Russ Bracket, who owns two stores in Maine, pointed out that even if RadioShack ceased to exist, he could always order what he stocks from other suppliers. In Sequim, Washington, store owner Barbara Lyle complains that “there’s a lot more steps involved when you’re ordering from outside the company. It’s been a chore.” But she acknowledges that sometimes their new wholesalers actually give them cheaper prices.

Cordless Phone via Wikipedia by Pbroks13

The B2B site Twice reported last August that a store in Wisconsin had become the first new RadioShack to open since the second bankruptcy, though its owner says he’d heard more would be opening soon. This April a new RadioShack opened in Oklahoma. “People in the public I’ve talked to have told us they’ve missed having a Radio Shack in Claremore,” said store owner Thad Teel, adding “feedback has been very positive, so we’re looking forward to being here to fill a need in the community.”

“Do-it-yourself — that’s a big part of what Radio Shack is now,” he added. “Electronic parts and pieces, components — that kind of thing… while we’ll still carry a smaller selection of the things we used to — AM/FM radios, headphones, electronic cables, etc. — most of what we’re becoming is a store which will have greater appeal to the electronic-minded — resistors, capacitors, electronic-item batteries that you can’t find anywhere else, and similar items.”

Telling Their Story

I called Vern Murray at his store in Pocatello, Idaho — who at first explained that he couldn’t talk because he was helping a customer. But when I reached him at a more convenient time, Murray reminisced about the ups and downs of the last 20 years as the owner of a RadioShack. “The cellular years were great to us, and before that the satellite dish years early on. Now we’re back at what started RadioShack: smaller transactions, back to the core product, what RadioShack was invented for…”

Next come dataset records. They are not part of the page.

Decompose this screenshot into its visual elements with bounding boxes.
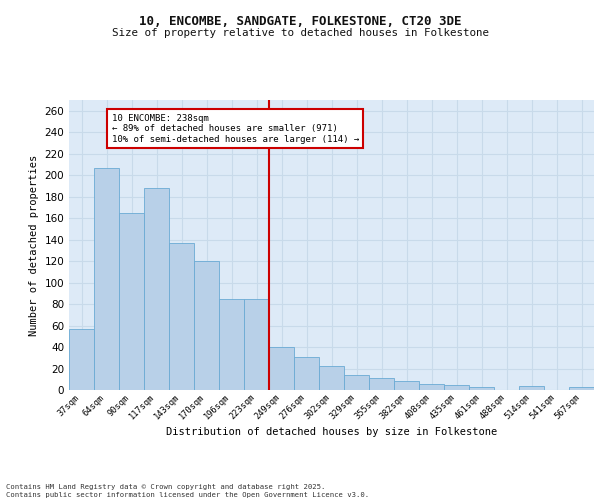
Bar <box>394 382 419 390</box>
Bar <box>369 378 394 390</box>
Bar <box>144 188 169 390</box>
Bar <box>269 347 294 390</box>
Text: Size of property relative to detached houses in Folkestone: Size of property relative to detached ho… <box>112 28 488 38</box>
Text: 10 ENCOMBE: 238sqm
← 89% of detached houses are smaller (971)
10% of semi-detach: 10 ENCOMBE: 238sqm ← 89% of detached hou… <box>112 114 359 144</box>
Bar <box>569 387 594 390</box>
Bar <box>94 168 119 390</box>
Bar <box>244 298 269 390</box>
Bar <box>444 384 469 390</box>
Bar <box>519 386 544 390</box>
Bar <box>294 356 319 390</box>
Bar <box>319 366 344 390</box>
Bar <box>119 213 144 390</box>
Text: Contains HM Land Registry data © Crown copyright and database right 2025.
Contai: Contains HM Land Registry data © Crown c… <box>6 484 369 498</box>
X-axis label: Distribution of detached houses by size in Folkestone: Distribution of detached houses by size … <box>166 427 497 437</box>
Bar <box>194 261 219 390</box>
Bar <box>469 387 494 390</box>
Bar <box>169 243 194 390</box>
Bar <box>344 375 369 390</box>
Bar <box>419 384 444 390</box>
Bar <box>69 329 94 390</box>
Text: 10, ENCOMBE, SANDGATE, FOLKESTONE, CT20 3DE: 10, ENCOMBE, SANDGATE, FOLKESTONE, CT20 … <box>139 15 461 28</box>
Bar <box>219 298 244 390</box>
Y-axis label: Number of detached properties: Number of detached properties <box>29 154 39 336</box>
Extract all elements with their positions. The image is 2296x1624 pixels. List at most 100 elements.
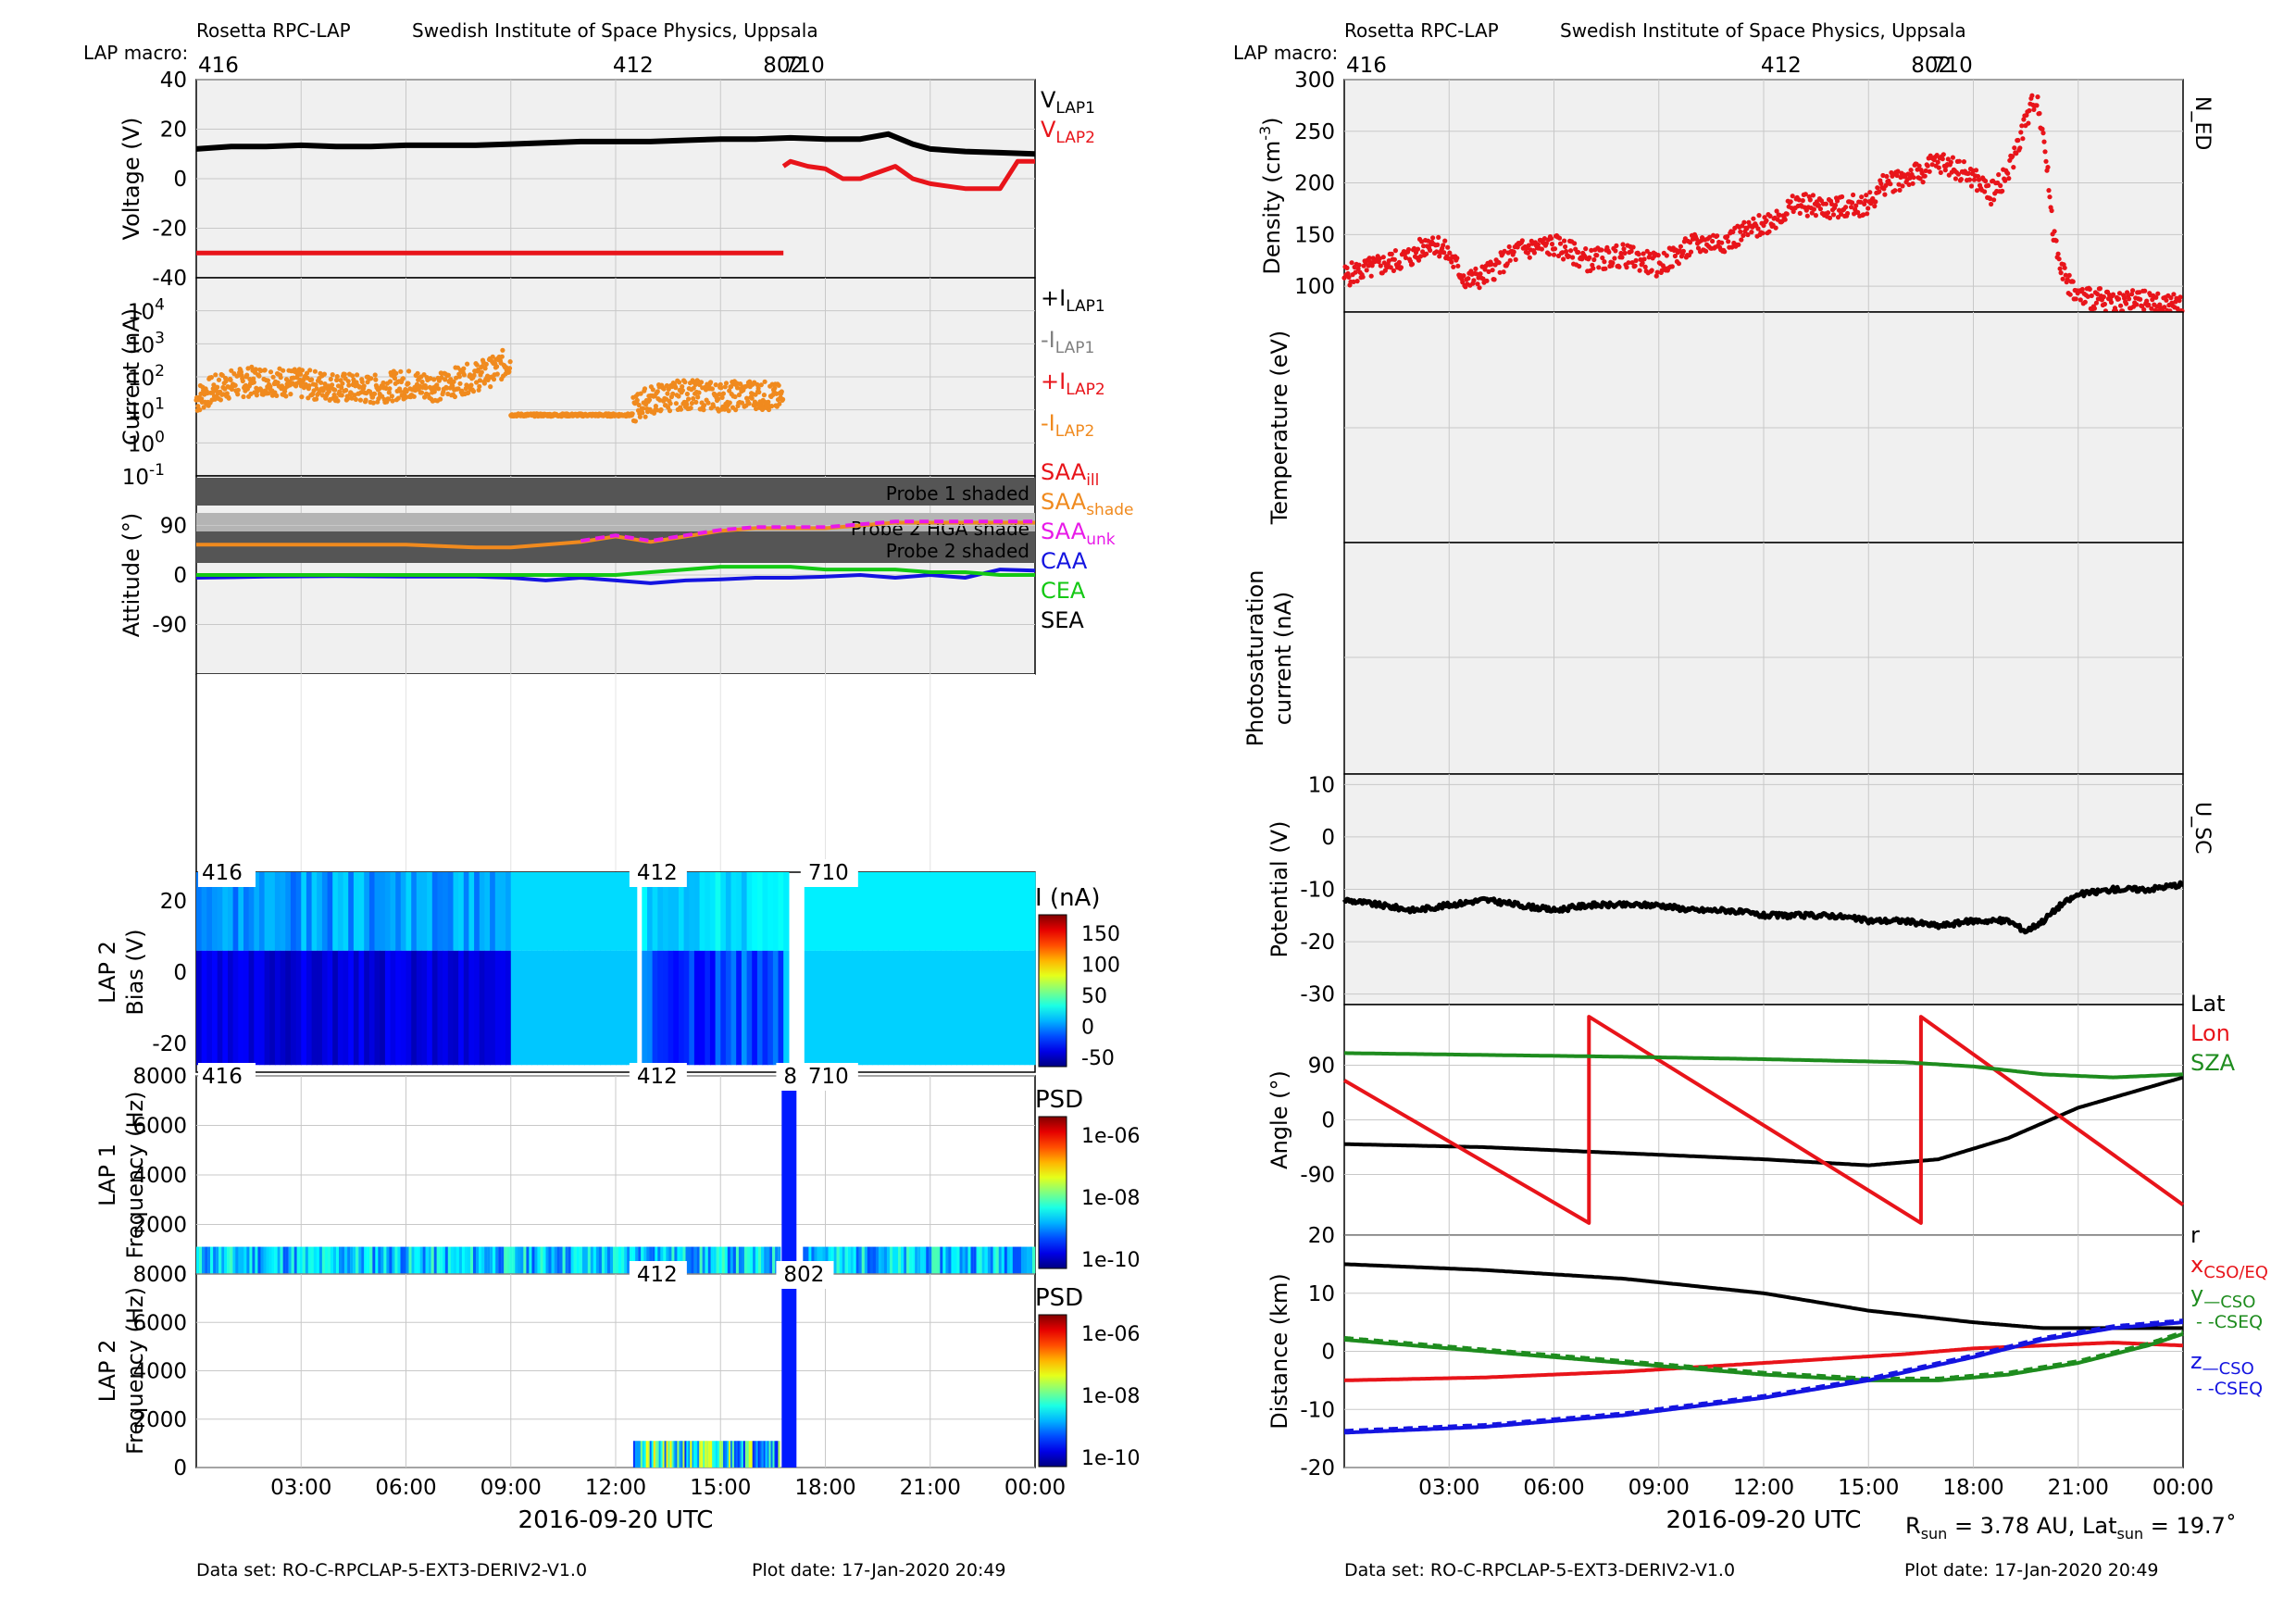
density-ylabel-text: Density (cm-3) [1256,117,1285,274]
density-point [1380,255,1386,260]
lap1-cell [872,1246,876,1274]
density-point [1900,183,1905,189]
lap1-cell [967,1246,971,1274]
lap1-cell [199,1246,203,1274]
density-point [1956,158,1962,164]
lap1-cell [504,1246,507,1274]
voltage-ytick: -40 [152,267,187,291]
density-point [1526,243,1531,248]
lap2f-cell [688,1441,691,1468]
bias-cell [453,872,459,951]
lap1-cell [685,1246,689,1274]
bias-cell [295,950,302,1066]
bias-cell [715,950,721,1066]
lap1-cell [906,1246,910,1274]
density-point [2055,251,2061,256]
density-point [1386,258,1391,264]
density-point [1496,260,1502,266]
current-point [251,380,256,385]
lap1-cell [606,1246,611,1274]
bias-cell [374,872,381,951]
current-point [732,394,738,400]
lap1-cell [688,1246,692,1274]
bias-cell [212,872,218,951]
voltage-ylabel: Voltage (V) [119,118,144,241]
density-point [1632,263,1638,269]
lap1-cell [663,1246,667,1274]
density-point [2060,276,2065,281]
lap1-cell [288,1246,292,1274]
macro-412: 412 [613,54,654,78]
bias-cell [709,872,717,951]
current-point [769,404,775,409]
distance-ytick: 20 [1308,1224,1335,1248]
density-point [2011,165,2016,170]
legend-SZA: SZA [2190,1050,2236,1076]
current-point [650,387,655,393]
lap1-colorbar-tick: 1e-06 [1081,1125,1140,1148]
current-point [465,361,470,367]
lap1-cell [442,1246,445,1274]
lap1-cell [545,1246,549,1274]
series-y [1343,1331,2184,1382]
density-point [1725,233,1730,240]
lap1-cell [668,1246,672,1274]
bias-cell [301,950,307,1066]
lap1-cell [458,1246,463,1274]
bias-cell [348,950,355,1066]
current-point [400,376,406,381]
bias-cell [547,872,554,951]
bias-cell [584,872,591,951]
bias-cell [631,872,638,951]
lap2f-cell [778,1441,780,1468]
left-title: Rosetta RPC-LAP [196,19,351,42]
bias-cell [956,872,963,951]
density-point [1366,256,1372,261]
density-point [1619,255,1625,260]
density-point [1906,181,1912,187]
lap2f-cell [701,1441,704,1468]
density-point [1409,261,1416,267]
lap1-cell [833,1246,837,1274]
density-point [1484,278,1490,283]
lap1-cell [858,1246,862,1274]
legend-sub: —CSO [2203,1293,2255,1312]
lap1-cell [635,1246,639,1274]
lap2f-cell [632,1441,636,1468]
bias-cell [835,872,842,951]
lap1-macro-box [198,1063,256,1091]
bias-cell [872,872,879,951]
bias-cell [772,950,780,1066]
current-point [680,388,686,394]
current-point [456,374,462,380]
bias-cell [484,872,491,951]
density-point [1803,192,1808,197]
density-point [1629,260,1635,266]
current-point [506,366,513,371]
lap1-cell [333,1246,337,1274]
lap2f-colorbar-tick: 1e-06 [1081,1323,1140,1346]
current-point [229,368,234,373]
bias-cell [600,872,606,951]
density-point [1853,203,1859,208]
bias-cell [809,950,816,1066]
current-point [677,380,682,385]
current-point [708,380,714,385]
lap1-cell [515,1246,518,1274]
bias-cell [663,950,669,1066]
bias-cell [945,872,952,951]
lap1-cell [389,1246,393,1274]
density-point [1378,263,1383,269]
current-point [665,391,670,396]
current-point [418,390,425,395]
current-point [455,386,461,392]
right-title: Rosetta RPC-LAP [1344,19,1499,42]
current-point [695,394,701,400]
lap1-cell [632,1246,636,1274]
lap1-cell [693,1246,697,1274]
potential-ytick: -30 [1300,983,1335,1007]
lap1-colorbar-tick: 1e-08 [1081,1187,1140,1210]
lap1-cell [271,1246,275,1274]
current-point [244,372,250,378]
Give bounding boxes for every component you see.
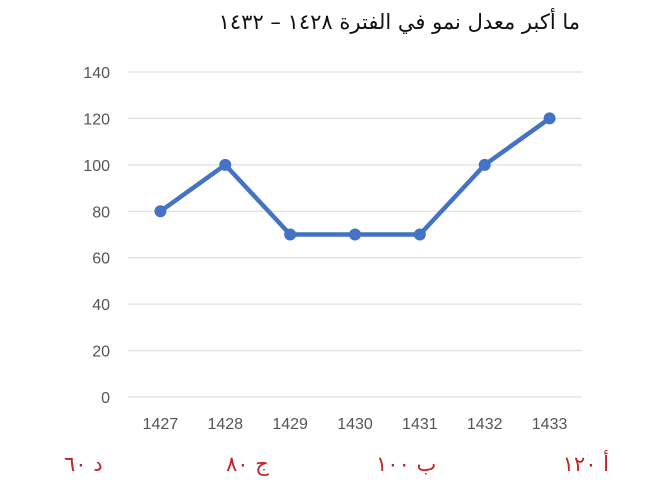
x-tick-label-1429: 1429 [272,416,308,433]
y-axis-tick-labels: 0 20 40 60 80 100 120 140 [83,65,110,407]
y-tick-label-80: 80 [92,204,110,221]
x-tick-label-1432: 1432 [467,416,503,433]
y-tick-label-20: 20 [92,344,110,361]
data-point-1433 [543,112,556,125]
x-tick-label-1431: 1431 [402,416,438,433]
option-b[interactable]: ب ١٠٠ [376,452,437,476]
x-tick-label-1430: 1430 [337,416,373,433]
data-point-1429 [284,228,297,241]
x-axis-tick-labels: 1427 1428 1429 1430 1431 1432 1433 [143,416,568,433]
x-tick-label-1433: 1433 [532,416,568,433]
option-d[interactable]: د ٦٠ [64,452,103,476]
y-tick-label-60: 60 [92,251,110,268]
x-tick-label-1427: 1427 [143,416,179,433]
series-line-group [158,116,552,237]
y-tick-label-40: 40 [92,297,110,314]
question-text: ما أكبر معدل نمو في الفترة ١٤٢٨ – ١٤٣٢ [218,10,580,34]
y-tick-label-120: 120 [83,111,110,128]
y-tick-label-0: 0 [101,390,110,407]
answer-options: أ ١٢٠ ب ١٠٠ ج ٨٠ د ٦٠ [0,452,661,492]
series-line-0 [158,116,552,237]
data-point-1428 [219,158,232,171]
data-point-1432 [478,158,491,171]
y-tick-label-100: 100 [83,158,110,175]
data-points [154,112,556,241]
option-c[interactable]: ج ٨٠ [226,452,269,476]
y-tick-label-140: 140 [83,65,110,82]
x-tick-label-1428: 1428 [207,416,243,433]
data-point-1427 [154,205,167,218]
grid-lines [128,71,582,398]
data-point-1431 [413,228,426,241]
data-point-1430 [349,228,361,241]
option-a[interactable]: أ ١٢٠ [562,452,609,476]
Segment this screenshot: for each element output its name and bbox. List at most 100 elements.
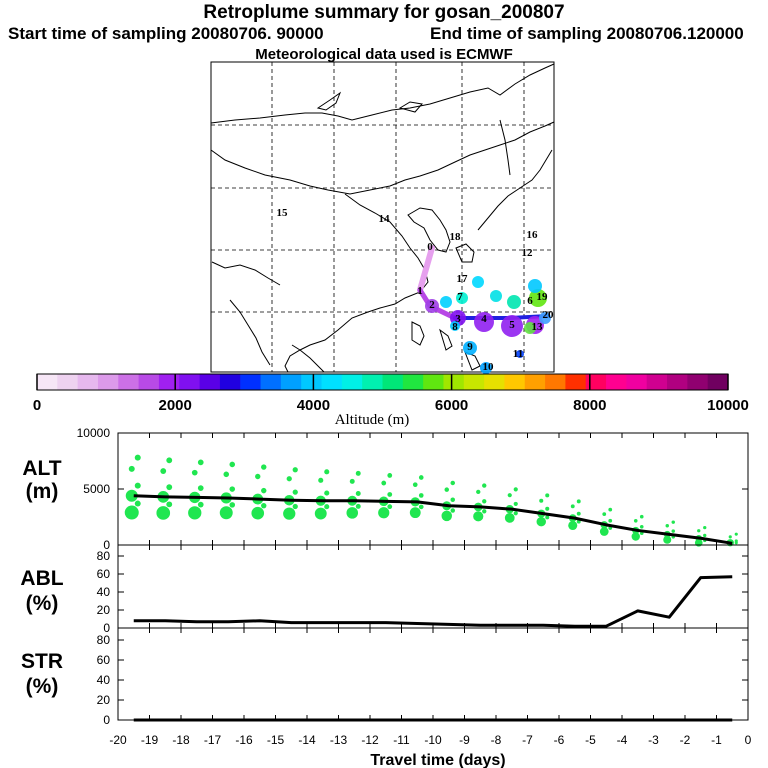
colorbar-swatch — [545, 374, 566, 390]
scatter-point — [504, 512, 515, 523]
day-label: 3 — [455, 313, 461, 325]
x-tick-label: -10 — [424, 733, 442, 747]
scatter-point — [418, 493, 424, 498]
scatter-point — [229, 502, 236, 508]
scatter-point — [355, 503, 361, 509]
colorbar-swatch — [707, 374, 729, 390]
scatter-point — [134, 500, 141, 507]
x-tick-label: -4 — [617, 733, 628, 747]
scatter-point — [166, 501, 173, 508]
scatter-point — [324, 504, 330, 510]
x-tick-label: -5 — [585, 733, 596, 747]
y-tick-label: 20 — [97, 693, 111, 707]
scatter-point — [476, 489, 481, 495]
scatter-point — [387, 504, 393, 510]
day-label: 13 — [532, 321, 544, 333]
y-tick-label: 0 — [103, 538, 110, 552]
panel-label: STR — [21, 650, 63, 673]
panel-label: ALT — [22, 457, 61, 480]
colorbar-swatch — [138, 374, 160, 390]
day-label: 7 — [457, 291, 463, 303]
scatter-point — [513, 511, 518, 516]
colorbar-swatch — [199, 374, 221, 390]
plume-particle — [529, 289, 547, 307]
scatter-point — [536, 516, 546, 527]
scatter-point — [545, 493, 550, 498]
colorbar-swatch — [77, 374, 99, 390]
panel-alt: 0 5000 10000 ALT(m) — [22, 426, 749, 552]
day-label: 15 — [277, 207, 289, 219]
scatter-point — [191, 469, 198, 476]
x-tick-label: -6 — [554, 733, 565, 747]
altitude-colorbar: 0 2000 4000 6000 8000 10000 — [33, 373, 749, 414]
scatter-point — [663, 535, 672, 544]
x-tick-label: -2 — [680, 733, 691, 747]
y-tick-label: 80 — [97, 549, 111, 563]
y-tick-label: 0 — [103, 621, 110, 635]
scatter-point — [355, 491, 361, 496]
scatter-point — [251, 506, 265, 520]
scatter-point — [545, 506, 550, 511]
colorbar-swatch — [362, 374, 383, 390]
colorbar-tick-label: 2000 — [159, 397, 192, 414]
day-label: 19 — [537, 291, 549, 303]
scatter-point — [513, 501, 518, 507]
plume-particle — [440, 296, 452, 308]
scatter-point — [261, 487, 267, 494]
series-line — [133, 494, 733, 545]
colorbar-swatch — [484, 374, 505, 390]
scatter-point — [473, 511, 484, 522]
y-tick-label: 60 — [97, 567, 111, 581]
day-label: 1 — [417, 285, 423, 297]
scatter-point — [156, 506, 171, 520]
x-tick-label: -9 — [459, 733, 470, 747]
colorbar-tick-label: 10000 — [707, 397, 749, 414]
map-gridlines — [211, 62, 554, 372]
panel-abl: 0 20 40 60 80 ABL(%) — [20, 544, 749, 635]
scatter-point — [166, 457, 173, 464]
scatter-point — [734, 539, 738, 543]
y-tick-label: 0 — [103, 713, 110, 727]
x-tick-label: -16 — [235, 733, 253, 747]
colorbar-swatch — [463, 374, 485, 390]
colorbar-swatch — [565, 374, 587, 390]
scatter-point — [507, 493, 512, 498]
scatter-point — [314, 507, 327, 520]
scatter-point — [324, 469, 330, 475]
colorbar-swatch — [504, 374, 526, 390]
plume-particle — [501, 315, 523, 337]
day-label: 5 — [509, 319, 515, 331]
colorbar-swatch — [341, 374, 363, 390]
scatter-point — [734, 532, 738, 536]
colorbar-swatch — [626, 374, 648, 390]
scatter-point — [229, 486, 236, 492]
plume-segment — [417, 245, 435, 293]
scatter-point — [286, 476, 292, 482]
colorbar-swatch — [179, 374, 201, 390]
plume-particle — [456, 292, 468, 304]
scatter-point — [160, 468, 167, 474]
scatter-point — [570, 504, 575, 509]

In fact, the bankruptcy has actually created new opportunities for individual store owners. “The corporate store had all of the big towns… Now they’ve encouraged the ma and pop stores to take over in those areas.”

He believes that a personal touch can help individual brick-and-mortar stores survive in the age of Amazon.com. And there’s another thing they can do that Amazon can’t: let customers avoid the delay of having a product shipped to them. “They can touch it and feel it and use it and go, ‘Yeah, this is better than waiting for it to get shipped from China.'”

Young tech enthusiasts are certainly helping his bottom line. “There’s a college here that has some robotics programs, and it’s made it a very good store.”

But there’s also been another significant change, with the surviving stores coming together into a community and communicating with each other. “What’s interesting is before the bankruptcy we hardly did… It’s pulled the dealers together where they share experiences, products, happy moments, sad moments. There’s way more of that now than there ever was before the bankruptcy.” They gather together in Facebook groups for RadioShack store owners and swap tips about what works and what doesn’t, along with stories and maybe a picture or two.

“I feel like I’m better friends and know more about RadioShack now than I did 20 years ago when we started. As new products come out, people will jump on and say, ‘Hey that one works great’ or ‘No, that one’s had lots of returns, stay away from it,’ funny stories about customers…”

What will keep the stores alive? It’s simple. “The world will always need somebody that will help them with a question… I don’t think anybody will ever get rich off it again — I think those days are gone. But I think there will always be a spot for someone who can solder a wire or just answer a question, put a battery in a cordless phone for somebody who’s elderly, a battery for a key fob in a car.

“There’s always going to be a need for good customer service in an electronics environment.”